Barışın tek taraflı bir iş olmadığını vurgulayan Demirtaş, “Barış dediğimiz şey çözümden ayrı, çözümden bağımsız bir şey de değildir. O nedenle KCK’nin yaptığı açıklamaya karşı Başbakanın cevap vermesi gerekir diye düşünüyorum. Aydınların çağrısına karşı Başbakan’ın bir cevap vermesi lazım” diye konuştu.

 

PROTOKOLLER YENİDEN TARTIŞILSIN

Demirtaş, şöyle devam etti: “BDP olarak arzuluyoruz ki akan kan dursun çözüm sürecine girilsin, müzakere yeniden başlasın, tecrit son bulsun. Ortada protokoller vardı, bu protokoller tartışılsın. Bence de top Başbakandadır. Top başbakanın sahasındadır. Doğru değerlendirilirse çözüm sürecinin önünün açılabileceğini düşünüyorum. İnşallah Başbakan bunu iyi değerlendirir diye temenni ediyorum.”

 

“SURİYE’DEKİ SAVUNMA KOMİTELERİ”

Demirtaş, Suriye ile ilgili gazetecilerin sorusu üzerine de Suriye’de hala kanın akıyor olmasının kendilerini derinden üzdüğünü söyledi.
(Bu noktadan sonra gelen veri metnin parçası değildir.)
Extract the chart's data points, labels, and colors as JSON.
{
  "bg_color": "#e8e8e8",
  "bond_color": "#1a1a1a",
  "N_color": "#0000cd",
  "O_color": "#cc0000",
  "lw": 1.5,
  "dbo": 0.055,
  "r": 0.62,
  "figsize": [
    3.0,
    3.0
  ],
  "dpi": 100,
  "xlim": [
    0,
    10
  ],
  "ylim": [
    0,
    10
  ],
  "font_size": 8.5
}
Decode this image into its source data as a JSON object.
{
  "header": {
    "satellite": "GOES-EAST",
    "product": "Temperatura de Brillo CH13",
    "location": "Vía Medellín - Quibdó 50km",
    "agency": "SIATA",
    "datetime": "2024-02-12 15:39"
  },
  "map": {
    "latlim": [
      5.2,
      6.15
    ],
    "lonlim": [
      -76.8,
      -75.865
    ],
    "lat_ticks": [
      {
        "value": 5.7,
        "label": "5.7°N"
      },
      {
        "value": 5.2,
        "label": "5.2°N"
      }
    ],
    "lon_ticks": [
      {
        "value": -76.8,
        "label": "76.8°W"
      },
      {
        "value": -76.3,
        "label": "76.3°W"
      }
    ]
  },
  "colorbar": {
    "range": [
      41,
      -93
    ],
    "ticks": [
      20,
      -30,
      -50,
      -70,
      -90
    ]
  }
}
Demirtaş, “Gerek Esad rejiminin, Baas rejiminin yarattığı baskı ve terör, gerekse orada muhalefetin ve dışarıdan desteklenerek –özellikle Türkiye ve batı blokunun silah desteği vererek- yarattığı şiddet ve terör kabul edilebilir değil. Bir taraftan da oradaki Kürt halkını, Kürdistan coğrafyasını savaşın içine çekmeye çalışıyorlar” şeklinde konuştu.

 

“Suriye’de Kürt halkının kendi içindeki birliğini oluşturmasını bir kazanç olarak görüyoruz” diyen Demirtaş, Suriye ordusunun ve hükümetinin Kürt bölgesinden çekilmiş olmasını Kürt halkının kendini korumak amacıyla sivillerden oluşan meşru savunma komitelerini kurmuş olmasını güvence olarak gördüklerini söyledi.

 

“Suriye’deki Kürt halkının kendi statüsü ile kendisini yönetme hakkını da halkın hakkı olarak, ulusların kendi kaderini tayin hakkı olarak tanımlıyoruz” diyen Demirtaş, Türkiye’nin, gelişmeleri doğru okumasını önerdi. Demirtaş, “Oradaki Kürtlerle uzlaşma çerçevesinde, oradaki Kürtlerin hakkı ve hukukunu tanıma çerçevesinde bir işbirliği geliştirebilir. Bunun Türkiye’ye yansıması da pozitif olur. Türkiye’deki Kürt sorununun çözümünü kolaylaştıran bir gelişme olur. Ama Türk dış politikası oradaki Kürtleri ezme şeklinde seyrederse bu bölgede başka tehlikelere veya başka gerilimlere yol açabilir diye düşünüyorum” şeklinde konuştu.